Quand même, il demeura fort énervé.

Une heure plus tard, en traversant le jardin pour aller essayer sa nouvelle carabine sur la cible qu’il avait installée au bout du pré, Louise le rejoignit.

— La lettre de votre ami, lui dit-elle, n’a rien de secret. S’il n’y avait eu que vous et Ludivine, je vous en aurais donné la lecture séance tenante.

— Allez-vous donc, fit-il quasi bourru, invoquer des excuses pour conserver par devers vous des choses qui ne regardent personne ?

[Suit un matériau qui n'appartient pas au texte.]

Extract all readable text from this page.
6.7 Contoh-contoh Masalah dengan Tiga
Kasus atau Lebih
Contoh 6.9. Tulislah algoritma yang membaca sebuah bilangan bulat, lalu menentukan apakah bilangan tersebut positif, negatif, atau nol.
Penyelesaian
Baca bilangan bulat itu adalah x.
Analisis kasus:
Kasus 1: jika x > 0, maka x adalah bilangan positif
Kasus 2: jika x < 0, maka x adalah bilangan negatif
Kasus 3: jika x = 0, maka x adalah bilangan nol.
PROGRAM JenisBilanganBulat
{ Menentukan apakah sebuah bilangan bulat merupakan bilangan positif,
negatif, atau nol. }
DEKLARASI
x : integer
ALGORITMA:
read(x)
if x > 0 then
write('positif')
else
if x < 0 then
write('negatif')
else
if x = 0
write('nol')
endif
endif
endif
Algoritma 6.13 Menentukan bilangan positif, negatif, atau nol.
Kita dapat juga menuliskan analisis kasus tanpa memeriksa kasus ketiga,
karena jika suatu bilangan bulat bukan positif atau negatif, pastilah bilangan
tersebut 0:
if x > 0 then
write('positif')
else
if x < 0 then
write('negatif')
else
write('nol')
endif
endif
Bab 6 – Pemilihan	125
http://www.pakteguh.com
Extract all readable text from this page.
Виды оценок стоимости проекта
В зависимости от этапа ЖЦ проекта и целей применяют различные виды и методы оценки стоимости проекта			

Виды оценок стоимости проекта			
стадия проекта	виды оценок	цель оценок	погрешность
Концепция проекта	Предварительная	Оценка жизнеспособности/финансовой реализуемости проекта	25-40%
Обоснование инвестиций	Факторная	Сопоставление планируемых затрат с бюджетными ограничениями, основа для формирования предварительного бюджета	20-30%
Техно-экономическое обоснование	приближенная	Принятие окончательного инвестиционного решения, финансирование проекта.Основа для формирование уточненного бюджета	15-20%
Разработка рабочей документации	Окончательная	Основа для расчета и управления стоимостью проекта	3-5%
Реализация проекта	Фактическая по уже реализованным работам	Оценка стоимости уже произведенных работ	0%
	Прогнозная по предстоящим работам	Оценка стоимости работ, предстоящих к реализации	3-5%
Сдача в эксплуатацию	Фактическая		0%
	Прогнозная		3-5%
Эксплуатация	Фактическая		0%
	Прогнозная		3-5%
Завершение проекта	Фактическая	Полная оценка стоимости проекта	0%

— Mais elles vous regardent, mon cousin… elles vous regardent tous ici, car tous vous me portez de l’intérêt. Dès ce soir vos parents en auront connaissance. Puisque cependant vous m’aviez l’autre jour fait l’amitié de m’informer, moi la première, de vos desseins, il me plairait d’en user de même avec vous.

Claude prit place sur un banc auprès d’elle. Elle lui traduisit la lettre. Lorsqu’il la quitta, sa méchante humeur s’était fondue en un profond attendrisse­ment.